Because of this motion it has become necessary in some cancers to localize or precisely identify the location of a tumor relative to healthy tissues on a daily basis. The technology and processes that allows for daily tumor localization has come to be know as IGRT. Many different technologies have been developed to aid in the daily localization of tumors. These technologies include ultrasound imaging, daily CT imaging and implantable fiducials or markers. At the C.R. Wood Cancer Center we have recently adopted the implantable marker technology to treat prostate cancer.
The markers are very small gold seeds that are 3 mm long and 1 mm in diameter. Gold is used because it is radio-opaque or easily seen with x-rays. The markers are crosscut to prevent the seeds from moving once they are implanted. The seeds are implanted in the urologist office. The procedure takes about a half-hour. Under ultrasound guidance the urologist will place three seeds into the prostate gland. The placement of the seeds is very important. They must be placed only in the prostate and widely spaced to aid in their visualization.

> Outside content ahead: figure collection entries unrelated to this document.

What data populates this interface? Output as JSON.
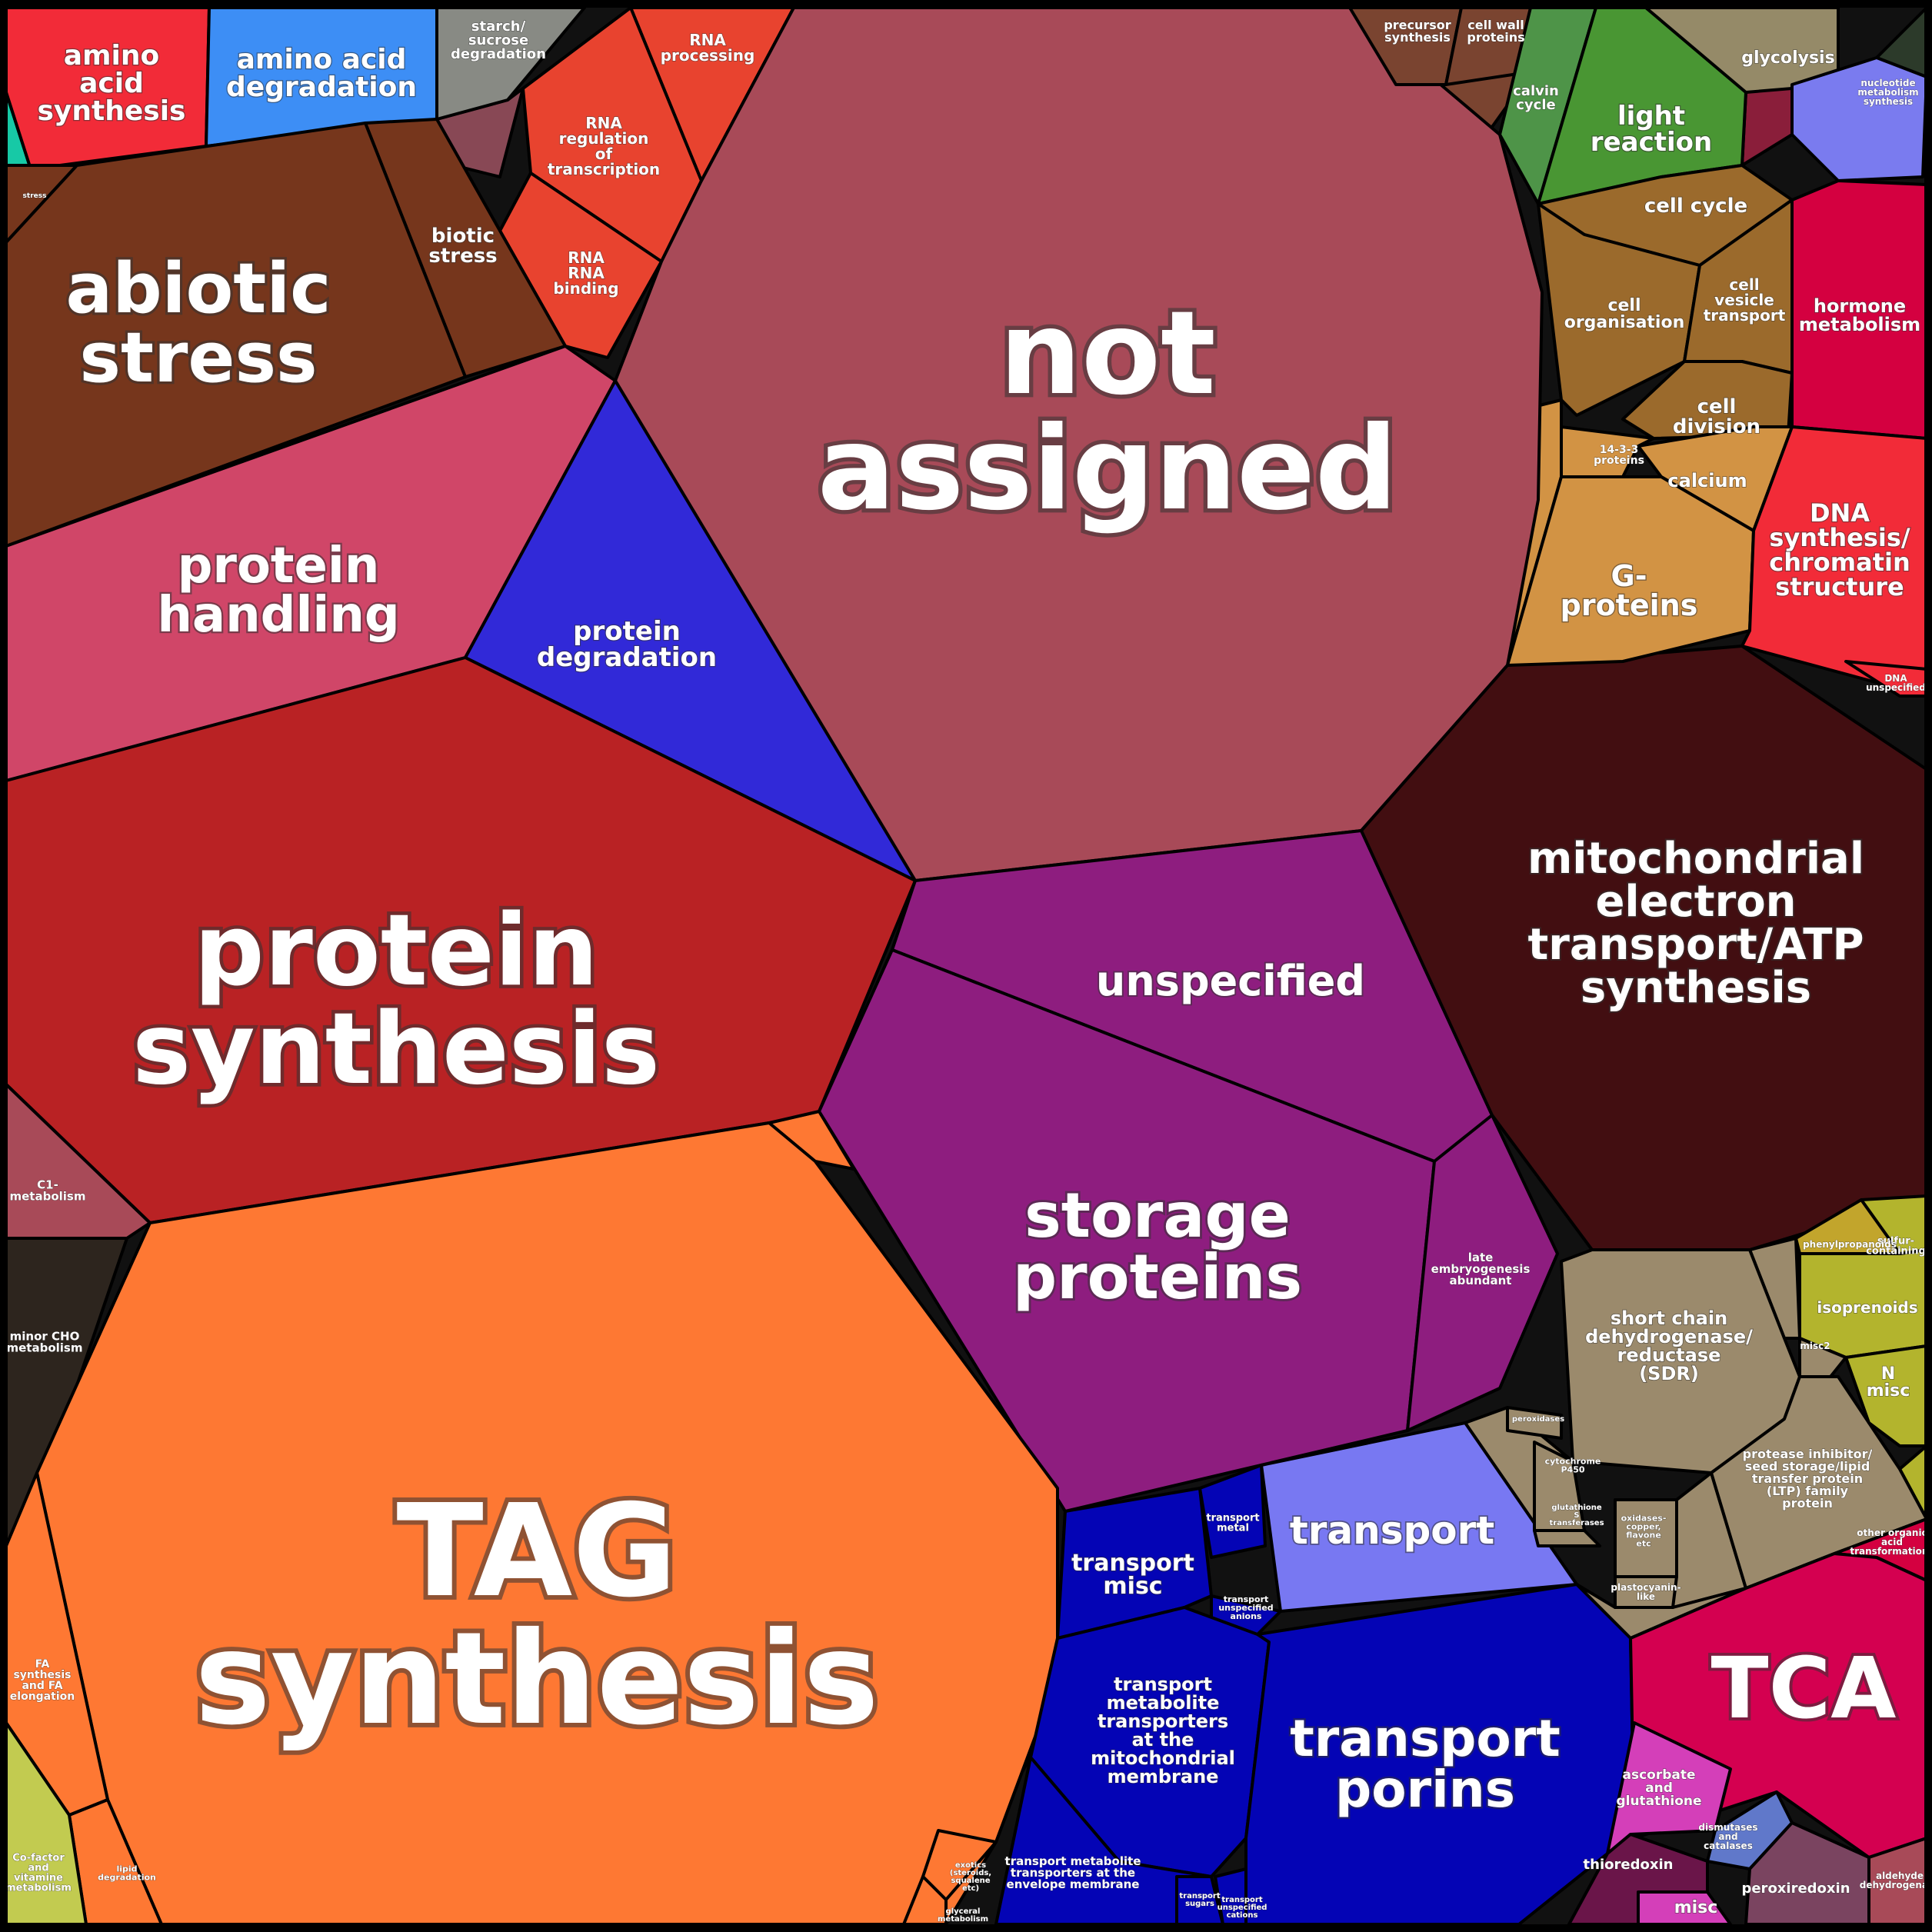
{
  "cells": [
    {
      "id": "amino-acid-synthesis",
      "label": [
        "amino",
        "acid",
        "synthesis"
      ],
      "color": "#f22b38"
    },
    {
      "id": "amino-acid-degradation",
      "label": [
        "amino acid",
        "degradation"
      ],
      "color": "#3d8ef5"
    },
    {
      "id": "starch-sucrose-degradation",
      "label": [
        "starch/",
        "sucrose",
        "degradation"
      ],
      "color": "#888a84"
    },
    {
      "id": "rna-processing",
      "label": [
        "RNA",
        "processing"
      ],
      "color": "#e8432f"
    },
    {
      "id": "rna-regulation-of-transcription",
      "label": [
        "RNA",
        "regulation",
        "of",
        "transcription"
      ],
      "color": "#e8432f"
    },
    {
      "id": "rna-binding",
      "label": [
        "RNA",
        "RNA",
        "binding"
      ],
      "color": "#e8432f"
    },
    {
      "id": "stress",
      "label": [
        "stress"
      ],
      "color": "#76361c"
    },
    {
      "id": "biotic-stress",
      "label": [
        "biotic",
        "stress"
      ],
      "color": "#76361c"
    },
    {
      "id": "abiotic-stress",
      "label": [
        "abiotic",
        "stress"
      ],
      "color": "#76361c"
    },
    {
      "id": "not-assigned",
      "label": [
        "not",
        "assigned"
      ],
      "color": "#a84a58"
    },
    {
      "id": "protein-handling",
      "label": [
        "protein",
        "handling"
      ],
      "color": "#d04668"
    },
    {
      "id": "protein-degradation",
      "label": [
        "protein",
        "degradation"
      ],
      "color": "#3129d8"
    },
    {
      "id": "protein-synthesis",
      "label": [
        "protein",
        "synthesis"
      ],
      "color": "#b92224"
    },
    {
      "id": "unspecified",
      "label": [
        "unspecified"
      ],
      "color": "#8e1d7f"
    },
    {
      "id": "storage-proteins",
      "label": [
        "storage",
        "proteins"
      ],
      "color": "#8e1d7f"
    },
    {
      "id": "late-embryogenesis-abundant",
      "label": [
        "late",
        "embryogenesis",
        "abundant"
      ],
      "color": "#8e1d7f"
    },
    {
      "id": "mitochondrial-electron-transport",
      "label": [
        "mitochondrial",
        "electron",
        "transport/ATP",
        "synthesis"
      ],
      "color": "#420e11"
    },
    {
      "id": "c1-metabolism",
      "label": [
        "C1-",
        "metabolism"
      ],
      "color": "#a84a58"
    },
    {
      "id": "minor-cho-metabolism",
      "label": [
        "minor CHO",
        "metabolism"
      ],
      "color": "#2d251e"
    },
    {
      "id": "tag-synthesis",
      "label": [
        "TAG",
        "synthesis"
      ],
      "color": "#fe7833"
    },
    {
      "id": "fa-synthesis-elongation",
      "label": [
        "FA",
        "synthesis",
        "and FA",
        "elongation"
      ],
      "color": "#fe7833"
    },
    {
      "id": "lipid-degradation",
      "label": [
        "lipid",
        "degradation"
      ],
      "color": "#fe7833"
    },
    {
      "id": "exotics",
      "label": [
        "exotics",
        "(steroids,",
        "squalene",
        "etc)"
      ],
      "color": "#fe7833"
    },
    {
      "id": "glyceral-metabolism",
      "label": [
        "glyceral",
        "metabolism"
      ],
      "color": "#fe7833"
    },
    {
      "id": "cofactor-vitamine-metabolism",
      "label": [
        "Co-factor",
        "and",
        "vitamine",
        "metabolism"
      ],
      "color": "#c2cb50"
    },
    {
      "id": "transport",
      "label": [
        "transport"
      ],
      "color": "#7878f2"
    },
    {
      "id": "transport-misc",
      "label": [
        "transport",
        "misc"
      ],
      "color": "#0404b5"
    },
    {
      "id": "transport-metal",
      "label": [
        "transport",
        "metal"
      ],
      "color": "#0404b5"
    },
    {
      "id": "transport-unspecified-anions",
      "label": [
        "transport",
        "unspecified",
        "anions"
      ],
      "color": "#0404b5"
    },
    {
      "id": "transport-mito-membrane",
      "label": [
        "transport",
        "metabolite",
        "transporters",
        "at the",
        "mitochondrial",
        "membrane"
      ],
      "color": "#0404b5"
    },
    {
      "id": "transport-porins",
      "label": [
        "transport",
        "porins"
      ],
      "color": "#0404b5"
    },
    {
      "id": "transport-envelope-membrane",
      "label": [
        "transport metabolite",
        "transporters at the",
        "envelope membrane"
      ],
      "color": "#0404b5"
    },
    {
      "id": "transport-sugars",
      "label": [
        "transport",
        "sugars"
      ],
      "color": "#0404b5"
    },
    {
      "id": "transport-unspecified-cations",
      "label": [
        "transport",
        "unspecified",
        "cations"
      ],
      "color": "#0404b5"
    },
    {
      "id": "precursor-synthesis",
      "label": [
        "precursor",
        "synthesis"
      ],
      "color": "#7a4430"
    },
    {
      "id": "cell-wall-proteins",
      "label": [
        "cell wall",
        "proteins"
      ],
      "color": "#7a4430"
    },
    {
      "id": "calvin-cycle",
      "label": [
        "calvin",
        "cycle"
      ],
      "color": "#4e9448"
    },
    {
      "id": "light-reaction",
      "label": [
        "light",
        "reaction"
      ],
      "color": "#499633"
    },
    {
      "id": "glycolysis",
      "label": [
        "glycolysis"
      ],
      "color": "#958a68"
    },
    {
      "id": "nucleotide-metabolism",
      "label": [
        "nucleotide",
        "metabolism",
        "synthesis"
      ],
      "color": "#7a7bef"
    },
    {
      "id": "cell-cycle",
      "label": [
        "cell cycle"
      ],
      "color": "#9b6a2c"
    },
    {
      "id": "cell-organisation",
      "label": [
        "cell",
        "organisation"
      ],
      "color": "#9b6a2c"
    },
    {
      "id": "cell-vesicle-transport",
      "label": [
        "cell",
        "vesicle",
        "transport"
      ],
      "color": "#9b6a2c"
    },
    {
      "id": "cell-division",
      "label": [
        "cell",
        "division"
      ],
      "color": "#9b6a2c"
    },
    {
      "id": "hormone-metabolism",
      "label": [
        "hormone",
        "metabolism"
      ],
      "color": "#d40040"
    },
    {
      "id": "calcium",
      "label": [
        "calcium"
      ],
      "color": "#d29344"
    },
    {
      "id": "g-proteins",
      "label": [
        "G-",
        "proteins"
      ],
      "color": "#d29344"
    },
    {
      "id": "14-3-3-proteins",
      "label": [
        "14-3-3",
        "proteins"
      ],
      "color": "#d29344"
    },
    {
      "id": "dna-synthesis-chromatin",
      "label": [
        "DNA",
        "synthesis/",
        "chromatin",
        "structure"
      ],
      "color": "#f22b38"
    },
    {
      "id": "dna-unspecified",
      "label": [
        "DNA",
        "unspecified"
      ],
      "color": "#f22b38"
    },
    {
      "id": "short-chain-dehydrogenase",
      "label": [
        "short chain",
        "dehydrogenase/",
        "reductase",
        "(SDR)"
      ],
      "color": "#9b8a6c"
    },
    {
      "id": "protease-inhibitor-ltp",
      "label": [
        "protease inhibitor/",
        "seed storage/lipid",
        "transfer protein",
        "(LTP) family",
        "protein"
      ],
      "color": "#9b8a6c"
    },
    {
      "id": "isoprenoids",
      "label": [
        "isoprenoids"
      ],
      "color": "#b3b42d"
    },
    {
      "id": "n-misc",
      "label": [
        "N",
        "misc"
      ],
      "color": "#b3b42d"
    },
    {
      "id": "sulfur-containing",
      "label": [
        "sulfur-",
        "containing"
      ],
      "color": "#b3b42d"
    },
    {
      "id": "phenylpropanoids",
      "label": [
        "phenylpropanoids"
      ],
      "color": "#c2a52c"
    },
    {
      "id": "other-organic-acid",
      "label": [
        "other organic",
        "acid",
        "transformations"
      ],
      "color": "#d40040"
    },
    {
      "id": "tca",
      "label": [
        "TCA"
      ],
      "color": "#d40050"
    },
    {
      "id": "ascorbate-glutathione",
      "label": [
        "ascorbate",
        "and",
        "glutathione"
      ],
      "color": "#d43fb9"
    },
    {
      "id": "dismutases-catalases",
      "label": [
        "dismutases",
        "and",
        "catalases"
      ],
      "color": "#6078ca"
    },
    {
      "id": "thioredoxin",
      "label": [
        "thioredoxin"
      ],
      "color": "#6a1549"
    },
    {
      "id": "misc-redox",
      "label": [
        "misc"
      ],
      "color": "#d43fb9"
    },
    {
      "id": "peroxiredoxin",
      "label": [
        "peroxiredoxin"
      ],
      "color": "#7a4460"
    },
    {
      "id": "aldehyde-dehydrogenase",
      "label": [
        "aldehyde",
        "dehydrogenase"
      ],
      "color": "#a84a58"
    },
    {
      "id": "cytochrome-p450",
      "label": [
        "cytochrome",
        "P450"
      ],
      "color": "#9b8a6c"
    },
    {
      "id": "oxidases",
      "label": [
        "oxidases-",
        "copper,",
        "flavone",
        "etc"
      ],
      "color": "#9b8a6c"
    },
    {
      "id": "plastocyanin-like",
      "label": [
        "plastocyanin-",
        "like"
      ],
      "color": "#9b8a6c"
    },
    {
      "id": "glutathione-s-transferases",
      "label": [
        "glutathione",
        "S",
        "transferases"
      ],
      "color": "#9b8a6c"
    },
    {
      "id": "peroxidases",
      "label": [
        "peroxidases"
      ],
      "color": "#9b8a6c"
    },
    {
      "id": "misc2",
      "label": [
        "misc2"
      ],
      "color": "#9b8a6c"
    }
  ]
}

After the seeds are implanted the patient is scheduled for simulation in the radiation oncology department. At simulation, the location of the markers relative to the center of the treatment fields is identified with the use of a CT scanner and planning computer. The coordinates of the seeds relative to the center of the treatment fields are programmed into the accelerator imager computer. Each day before treatment two images are taken using the accelerator imager, which is like a digital camera. Next the radiation therapist identifies each seed in each image using the imager computer. The computer software will then identify the location of the prostate gland relative to the treatment field and calculate shifts in the treatment couch position in order to place the prostate exactly in the center of the field. This technology is accurate to within 1 mm! Knowing exactly the location of prostate gland within the pelvis each day will allow the radiation oncologist to eventually reduce field margins to a minimum, which will allow us to increase tumor doses and reduce side effects. In the future we also hope to use this IGRT technology in the treatment of other cancers including head and neck, brain and lung tumors.